The legislation, which would ban discrimination based on sexual orientation or gender identity in the workplace, is reportedly expected to pass the Senate this week, but that hardly means it will become federal law—or even see the floor of the House. Speaker John Boehner reiterated his opposition on Monday and aides have said he would not bring it up for a vote, despite recent polls showing that more than 7 in 10 Americans favor protecting lesbian, gay, bisexual and transgender employees from job discrimination.
But let's suppose for a moment that the bill does pass the Senate (which seems likely), manages to get onto the House floor and receives the votes to pass (an outcome with far longer odds). Hypothetically, what would that mean for leaders in the workplace?

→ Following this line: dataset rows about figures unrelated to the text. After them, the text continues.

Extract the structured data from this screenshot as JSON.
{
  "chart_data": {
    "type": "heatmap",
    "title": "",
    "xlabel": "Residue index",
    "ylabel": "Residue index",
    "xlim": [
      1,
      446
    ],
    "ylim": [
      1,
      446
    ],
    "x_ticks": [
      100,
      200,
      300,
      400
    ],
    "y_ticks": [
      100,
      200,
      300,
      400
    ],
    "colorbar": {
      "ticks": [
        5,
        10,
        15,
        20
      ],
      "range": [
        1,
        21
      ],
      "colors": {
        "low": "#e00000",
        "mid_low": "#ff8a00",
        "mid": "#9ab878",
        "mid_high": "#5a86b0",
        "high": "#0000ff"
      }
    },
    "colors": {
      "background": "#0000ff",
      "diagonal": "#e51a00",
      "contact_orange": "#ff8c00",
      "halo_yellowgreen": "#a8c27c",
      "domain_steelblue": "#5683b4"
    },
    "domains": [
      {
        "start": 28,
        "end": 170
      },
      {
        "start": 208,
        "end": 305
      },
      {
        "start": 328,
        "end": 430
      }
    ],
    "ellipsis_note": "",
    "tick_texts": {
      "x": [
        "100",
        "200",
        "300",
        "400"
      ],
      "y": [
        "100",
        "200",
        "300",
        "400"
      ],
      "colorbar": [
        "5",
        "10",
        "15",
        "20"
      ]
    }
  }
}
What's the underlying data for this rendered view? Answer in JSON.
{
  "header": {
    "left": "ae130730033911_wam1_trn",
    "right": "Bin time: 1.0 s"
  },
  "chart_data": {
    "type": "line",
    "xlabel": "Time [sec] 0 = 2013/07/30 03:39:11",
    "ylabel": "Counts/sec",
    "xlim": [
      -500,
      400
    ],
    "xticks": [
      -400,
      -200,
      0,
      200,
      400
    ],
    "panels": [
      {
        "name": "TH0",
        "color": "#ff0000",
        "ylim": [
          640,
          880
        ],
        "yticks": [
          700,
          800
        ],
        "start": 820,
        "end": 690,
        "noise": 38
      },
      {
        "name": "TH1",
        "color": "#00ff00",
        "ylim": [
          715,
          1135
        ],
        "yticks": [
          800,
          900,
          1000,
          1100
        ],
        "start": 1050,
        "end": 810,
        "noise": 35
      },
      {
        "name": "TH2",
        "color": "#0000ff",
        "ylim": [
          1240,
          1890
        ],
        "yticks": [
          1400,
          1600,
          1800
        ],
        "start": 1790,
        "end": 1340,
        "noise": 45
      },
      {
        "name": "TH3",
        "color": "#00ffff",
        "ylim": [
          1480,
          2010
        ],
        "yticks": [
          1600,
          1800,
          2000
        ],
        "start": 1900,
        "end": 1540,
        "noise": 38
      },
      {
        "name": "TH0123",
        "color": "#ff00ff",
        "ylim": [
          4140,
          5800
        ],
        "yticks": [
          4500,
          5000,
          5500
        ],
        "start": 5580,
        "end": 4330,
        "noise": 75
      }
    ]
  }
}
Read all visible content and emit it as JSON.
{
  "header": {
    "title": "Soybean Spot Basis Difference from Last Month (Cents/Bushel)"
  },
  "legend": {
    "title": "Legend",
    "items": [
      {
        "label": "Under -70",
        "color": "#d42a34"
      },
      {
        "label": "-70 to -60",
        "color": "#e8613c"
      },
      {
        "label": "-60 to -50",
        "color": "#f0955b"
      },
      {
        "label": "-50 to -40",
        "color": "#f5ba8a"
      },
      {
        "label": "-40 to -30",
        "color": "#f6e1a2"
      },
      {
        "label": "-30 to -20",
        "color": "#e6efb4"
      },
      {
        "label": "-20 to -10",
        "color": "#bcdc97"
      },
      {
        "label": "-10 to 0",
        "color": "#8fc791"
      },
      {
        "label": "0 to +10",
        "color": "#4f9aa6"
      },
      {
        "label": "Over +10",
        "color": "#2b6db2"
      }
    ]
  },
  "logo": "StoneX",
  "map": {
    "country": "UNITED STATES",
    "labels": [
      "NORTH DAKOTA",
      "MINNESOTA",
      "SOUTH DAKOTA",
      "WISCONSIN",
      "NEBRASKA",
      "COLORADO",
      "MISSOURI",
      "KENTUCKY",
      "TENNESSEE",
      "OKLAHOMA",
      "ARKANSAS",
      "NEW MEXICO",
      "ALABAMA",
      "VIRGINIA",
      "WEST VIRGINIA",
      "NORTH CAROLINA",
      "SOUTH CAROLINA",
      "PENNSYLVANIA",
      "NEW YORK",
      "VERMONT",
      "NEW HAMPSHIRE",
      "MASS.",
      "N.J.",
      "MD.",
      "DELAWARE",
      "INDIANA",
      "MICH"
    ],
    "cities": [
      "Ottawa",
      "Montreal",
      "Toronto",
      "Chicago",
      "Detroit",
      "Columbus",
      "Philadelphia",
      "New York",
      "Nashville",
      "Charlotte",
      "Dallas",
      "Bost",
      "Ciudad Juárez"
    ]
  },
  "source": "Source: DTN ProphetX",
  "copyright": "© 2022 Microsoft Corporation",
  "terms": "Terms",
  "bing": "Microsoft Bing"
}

In many cases, very little. Discrimination based on sexual orientation is already banned in 21 states plus the District of Columbia; 18 of those states and D.C. also protect against gender identity discrimination. Almost 97 percent of the 2012 Fortune 500 companies specifically include such protections in their workplace policies. And many other firms elect themselves to ban discrimination against LGBT employees, even where it's not expressly prohibited by law. Says Garry Mathiason, the chairman of global employment law firm Littler Mendelson, "if it’s a multi-state company, it would be very common that they would already cover that protection."
Moreover, legal experts say, there's unlikely to be a floodgate of claims if the ban does go into place. Katharine Parker, a partner at Proskauer who co-leads the law firm's employment counseling and training group in New York, points to research done by the New York City Bar's Labor and Employment Committee. It found that after New York amended its laws to prohibit sexual orientation and gender identity discrimination, these types of complaints comprised less than 1 percent of those filed with the city's Commission on Human Rights between 2003 and 2010. "I don't anticipate a huge uptick in litigation resulting from the passage of ENDA," she wrote in an e-mail.
Mathiason agrees: "I don't expect an avalanche of claims," he says. "I don’t think it’s that controversial and I don’t think it’s going to be a sea change at this point. We've already passed that point." A July report from the Government Accountability Office report also showed relatively few employment sexual orientation and gender identity discrimination complaints in the states that had passed such bans.
If ENDA does eventually become federal law—and that's still a big if—lawyers advise organizations to update their training along with their policies. If an employer updates its policy but doesn't do any training to go along with it, "there could be a claim that you haven’t done what’s required to maintain an anti-discrimination environment," Mathiason says. Leaders may think their workplace has the sort of culture where such discrimination doesn't exist, but according to recent Pew research, 21 percent of LGBT adults surveyed say they have experienced it on the job.
Jena McGregor is a columnist for On Leadership.